Tobago-born, St. Croix-based artist, La Vaughn Belle, collaborated with Copenhagen-based Jeannette Ehlers, to create “I Am Queen Mary,” a tribute to Mary Thomas, a 19th-century freedom fighter who led a major uprising on St. Croix, one of the Virgin Islands that was then part of the Danish West Indies.
The statue was unveiled in March 31 at the Danish West Indian Warehouse in Copenhagen and marks 101 years since Transfer Day, when Denmark sold St. Croix, St. Thomas, and St.

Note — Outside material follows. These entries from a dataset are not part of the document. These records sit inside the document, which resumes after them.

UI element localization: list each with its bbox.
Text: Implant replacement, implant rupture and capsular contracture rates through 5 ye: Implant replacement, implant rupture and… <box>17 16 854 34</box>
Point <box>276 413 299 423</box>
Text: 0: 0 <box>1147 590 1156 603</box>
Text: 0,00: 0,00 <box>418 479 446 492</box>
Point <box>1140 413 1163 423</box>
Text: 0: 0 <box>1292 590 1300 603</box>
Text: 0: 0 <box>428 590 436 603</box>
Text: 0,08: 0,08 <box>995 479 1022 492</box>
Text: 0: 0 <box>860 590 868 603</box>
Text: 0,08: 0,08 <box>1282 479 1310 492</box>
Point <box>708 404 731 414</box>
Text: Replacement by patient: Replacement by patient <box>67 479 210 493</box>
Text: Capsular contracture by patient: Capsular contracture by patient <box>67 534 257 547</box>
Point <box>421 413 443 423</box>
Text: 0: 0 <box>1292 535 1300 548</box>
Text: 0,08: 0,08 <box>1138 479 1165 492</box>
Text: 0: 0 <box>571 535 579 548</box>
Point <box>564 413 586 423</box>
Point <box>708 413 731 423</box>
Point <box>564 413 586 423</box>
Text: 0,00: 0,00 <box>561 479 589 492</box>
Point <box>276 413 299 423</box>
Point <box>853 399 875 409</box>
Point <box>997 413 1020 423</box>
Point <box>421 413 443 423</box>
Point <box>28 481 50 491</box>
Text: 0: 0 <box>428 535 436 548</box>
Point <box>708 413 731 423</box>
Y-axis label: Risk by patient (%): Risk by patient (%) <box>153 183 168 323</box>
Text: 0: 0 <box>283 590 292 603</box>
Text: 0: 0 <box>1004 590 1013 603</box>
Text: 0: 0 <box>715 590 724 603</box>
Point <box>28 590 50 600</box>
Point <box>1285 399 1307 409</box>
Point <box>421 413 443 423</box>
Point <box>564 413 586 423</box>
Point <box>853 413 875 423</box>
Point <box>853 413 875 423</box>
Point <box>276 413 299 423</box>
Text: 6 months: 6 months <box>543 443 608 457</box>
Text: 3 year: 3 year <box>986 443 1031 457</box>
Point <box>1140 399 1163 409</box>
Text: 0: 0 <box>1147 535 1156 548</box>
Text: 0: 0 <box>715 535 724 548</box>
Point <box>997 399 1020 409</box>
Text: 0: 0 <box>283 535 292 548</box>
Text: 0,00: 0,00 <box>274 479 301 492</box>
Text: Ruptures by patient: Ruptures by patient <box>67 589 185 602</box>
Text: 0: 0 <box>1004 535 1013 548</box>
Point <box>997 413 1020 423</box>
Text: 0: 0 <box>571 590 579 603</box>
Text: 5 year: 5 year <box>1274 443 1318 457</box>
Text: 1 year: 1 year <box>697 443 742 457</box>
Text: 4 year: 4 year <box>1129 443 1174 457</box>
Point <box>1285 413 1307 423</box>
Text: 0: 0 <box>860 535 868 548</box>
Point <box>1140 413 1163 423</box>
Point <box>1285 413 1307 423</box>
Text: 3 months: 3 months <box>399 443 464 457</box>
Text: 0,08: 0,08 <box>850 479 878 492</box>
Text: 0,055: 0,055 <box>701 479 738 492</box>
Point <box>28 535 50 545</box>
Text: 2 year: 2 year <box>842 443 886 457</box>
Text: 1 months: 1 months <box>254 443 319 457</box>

John to the United States for $25 million.
The European country never fully acknowledged its colonialist past in the Caribbean; although the Danish government recognizes Denmark’s wrongful role in the slave trade, it has never formally apologized for it
The statue is painted entirely black and rising nearly 23 feet on a hefty pedestal. Thomas is shown seated in a position of power and government.
Thomas was an important leader of the ‘Fireburn’ labour revolt on St. Croix. The Fireburn began on October 1, 1878 as an uprising against the contractual servitude that continued to bind workers to the plantation system after the 1848 abolition of slavery in the former Danish West Indies.
The insurrection was for better working and living conditions and involved burning down most of Frederiksted town as well as sugar cane fields on a great number of St. Croix’s plantations. Along with Mary Thomas, the three women Axeline ‘Agnes’ Elizabeth Salomon, Matilde McBean and Susanna ‘Bottom Belly’ Abrahamsson led the largest labor revolt in Danish colonial history. They were arrested and sent to Denmark in 1882 to serve prison sentences in Christianshavn’s Women’s Prison.
Their sentences were later commuted and they were returned to St. Croix and venerated in U.S. Virgin Islands cultural mythology as the Queens of the Fireburn. There are folksongs dedicated to Queen Mary and a highway named in her honor.
Belle, whose roots also extend to Barbados, also teaches at the University of the Virgin Islands and own a few businesses – a Latin dance studio, House of Clave, and a guesthouse, Trumpetbush Manor – with her husband, Rivert Diaz. She moved to St. Croix at age 7.
Her work borrows from elements of architecture, literature, history, archeology and social protest to create narratives that challenge the colonial process.
She is best known for her work reinterpreting the material artifacts of colonialism and uses her work to create a form of alternative archive that challenges the colonial narrative.
Belle has exhibited her work throughout the United States, Europe and the Caribbean in such institutions as the Museum of the African Diaspora, San Francisco, El Museo del Barrio, NY, Arts of the Americas Museum, Washington, DC and the Royal Library of Denmark and the Centro de Wilfredo Lam, Cuba.